Fun with Virial Coefficients

We are still working on this. Some follows. Try later for more.

Now let's look at some behaviors of the variation of the second virial coefficient (B) with temperature. First we will look at an atom, He. We know that there will only be dispersion interactions which stabilize the pairs of helium atoms and it is a very small atom so we anticipate that the pairs will not be stable over a very large temperature range. The data plotted below is from the book "The Virial Coefficients of Pure Gases and Mixtures", edited by Dymond and Smith and published by thomson Litho Ltd, East Kilbride, Scotland.

BvsTHe

We were very good predictors weren't we? We see that B begins negative which means that (refer back to the section on contributions I-III) the pair interaction is negative which means that pairs of helium atoms are forming stable clusters at very low temperatures. We see very small negative values for B and we see that it crosses zero at about 22 K. Remembering that kT (k is Boltzmann's constant) is the energy equivalent of temperature on a molecular basis and RT (R is the ideal gas constant) is the energy equivalent on a mole basis, we can then calculate the approximate energy stabilization value for the He atom pair clusters. Using 22 K we get a value of .0437 kcal/mol for the pair stabilization energy which is very low as we would expect.

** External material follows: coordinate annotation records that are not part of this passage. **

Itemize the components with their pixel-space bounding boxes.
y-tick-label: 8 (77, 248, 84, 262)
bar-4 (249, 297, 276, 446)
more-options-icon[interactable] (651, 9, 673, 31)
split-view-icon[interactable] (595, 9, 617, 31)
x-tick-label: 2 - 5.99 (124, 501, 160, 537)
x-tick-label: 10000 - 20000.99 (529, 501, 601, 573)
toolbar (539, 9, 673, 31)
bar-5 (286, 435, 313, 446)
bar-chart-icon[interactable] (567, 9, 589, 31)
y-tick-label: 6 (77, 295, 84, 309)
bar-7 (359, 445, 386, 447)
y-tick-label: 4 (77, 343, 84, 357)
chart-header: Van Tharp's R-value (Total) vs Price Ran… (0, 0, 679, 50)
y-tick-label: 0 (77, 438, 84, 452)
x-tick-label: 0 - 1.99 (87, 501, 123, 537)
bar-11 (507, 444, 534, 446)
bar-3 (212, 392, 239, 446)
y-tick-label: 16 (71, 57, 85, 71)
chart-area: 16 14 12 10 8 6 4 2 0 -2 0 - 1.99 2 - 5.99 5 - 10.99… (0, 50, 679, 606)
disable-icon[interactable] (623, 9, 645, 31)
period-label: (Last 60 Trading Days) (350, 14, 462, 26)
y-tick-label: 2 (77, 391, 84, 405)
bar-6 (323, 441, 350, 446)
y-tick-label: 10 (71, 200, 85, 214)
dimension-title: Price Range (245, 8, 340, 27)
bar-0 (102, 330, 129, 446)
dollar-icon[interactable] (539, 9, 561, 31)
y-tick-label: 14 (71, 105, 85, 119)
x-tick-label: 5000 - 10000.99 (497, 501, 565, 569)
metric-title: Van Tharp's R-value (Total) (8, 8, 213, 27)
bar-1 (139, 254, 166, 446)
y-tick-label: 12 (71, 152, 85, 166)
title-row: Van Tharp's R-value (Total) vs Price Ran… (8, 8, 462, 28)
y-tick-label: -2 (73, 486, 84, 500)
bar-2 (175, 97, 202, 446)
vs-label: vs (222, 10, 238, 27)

Now let's consider a molecule. Nitrogen is a rather simple molecule (from some perspectives) so let's see what B vs T looks like for it. The following plot contains two sets of data. The lower T set is from D. White, J.-H. Hu, and H. L. Johnston, J. Chem. Phys. 21 1149 (1953) and the upper T set (you can see the slight descrepancy appear at about 200 K) is from J. A. Huff and T. M. Reed, J. Chem. Engng. Data 8 (1963).

BvsTN2

We again see that initially B is negative which means that we do have stable pair clusters. We also note that the B values are considerably larger than for He. As the temperature increases we see that B becomes less negative until at about 348.2 K it becomes positive (+ 3.1) meaning that pair interactions are now repulsive (no stable pairs exist at this temperature and above it). we then see that RT at this temperature is .692 kcal/mole. B is -0.52 at 323.2 K and RT at this temperature is .642 where B is slightly negative. I do not have the data where B is exactly zero although we could obtain it from the above plot. From this information we see that the energy required to disrupt the stable pair nitrogen molecules is between .692 and .642 kcal/mole.

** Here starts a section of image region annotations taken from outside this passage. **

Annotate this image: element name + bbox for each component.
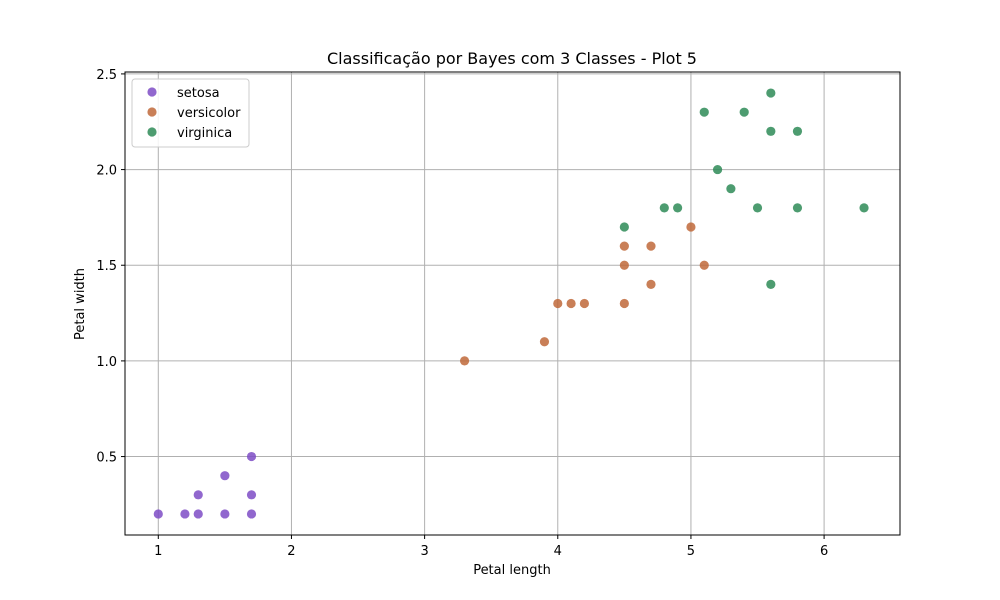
versicolor-point [566,298,576,309]
virginica-point [673,203,683,213]
y-axis-ticks: 0.5 1.0 1.5 2.0 2.5 [96,68,125,466]
virginica-point [619,222,629,232]
versicolor-point [579,298,590,309]
x-tick-label: 5 [687,544,695,559]
setosa-point [246,451,257,462]
versicolor-point [539,337,550,347]
virginica-point [766,126,776,136]
x-tick-label: 3 [420,544,428,559]
setosa-point [246,490,257,500]
virginica-point [859,203,869,213]
virginica-point [726,184,736,194]
x-tick-label: 1 [154,544,162,559]
versicolor-point [646,279,656,289]
x-tick-label: 4 [554,544,562,559]
legend-marker-virginica [147,127,157,137]
versicolor-point [553,298,563,309]
y-tick-label: 1.0 [96,355,117,370]
setosa-point [246,509,257,519]
versicolor-point [686,222,696,232]
versicolor-point [619,298,629,309]
setosa-point [153,509,163,519]
setosa-point [193,509,203,519]
legend: setosa versicolor virginica [131,78,250,148]
y-tick-label: 1.5 [96,259,117,274]
legend-label-setosa: setosa [177,86,220,101]
setosa-point [180,509,190,519]
virginica-point [792,126,803,136]
virginica-point [766,279,776,289]
legend-marker-setosa [147,87,157,97]
data-points [153,88,869,519]
x-tick-label: 6 [820,544,828,559]
versicolor-point [619,260,629,270]
virginica-point [752,203,763,213]
setosa-point [220,471,230,481]
plot-frame [124,71,901,536]
y-tick-label: 2.5 [96,68,117,83]
versicolor-point [699,260,709,270]
virginica-point [699,107,709,117]
virginica-point [712,164,723,175]
y-tick-label: 2.0 [96,164,117,179]
versicolor-point [646,241,656,251]
virginica-point [766,88,776,98]
x-axis-label: Petal length [473,563,551,578]
legend-marker-versicolor [147,107,157,117]
legend-label-versicolor: versicolor [177,106,241,121]
grid-lines [125,72,900,535]
y-axis-label: Petal width [73,268,88,340]
setosa-point [220,509,230,519]
x-tick-label: 2 [287,544,295,559]
x-axis-ticks: 1 2 3 4 5 6 [154,535,828,559]
versicolor-point [619,241,629,251]
legend-box [131,78,250,148]
y-tick-label: 0.5 [96,451,117,466]
setosa-point [193,490,203,500]
versicolor-point [459,356,470,366]
legend-label-virginica: virginica [177,126,232,141]
virginica-point [659,203,669,213]
virginica-point [792,203,803,213]
chart-title: Classificação por Bayes com 3 Classes - … [327,49,697,68]
virginica-point [739,107,749,117]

So now let us look at another molecule, CO₂ as shown below. This data is taken from S. Angus et al, International Thermodynamic Tables of the Fluid State Carbon dioxide, Pergamon Press, Oxford, 1976.

BvsTCO2

Here we see a somewhat different picture than for N₂. The second virial coefficient for CO₂stays negative over a larger temperature range than for N₂ meaning that pair clusters of carbon dioxide molecules are more stable than pairs of nitrogen molecules. That makes sense to us, doesn't it? Carbon dioxide does not have a permanent dipole moment, nor does it have hydrogen bonds; however it is a larger molecule with a larger polarizability and thus the intermolecular interactions due to dispersion forces will be larger for carbon dioxide than for nitrogen. The zero value for B occurs between 710 K and 720 K which would correspond to an energy range of 1.411 kcal/mol and 1.431 kcal/mol. So we see that the pair stabilization energy for carbon dioxide is roughly twice that for nitrogen molecule pairs.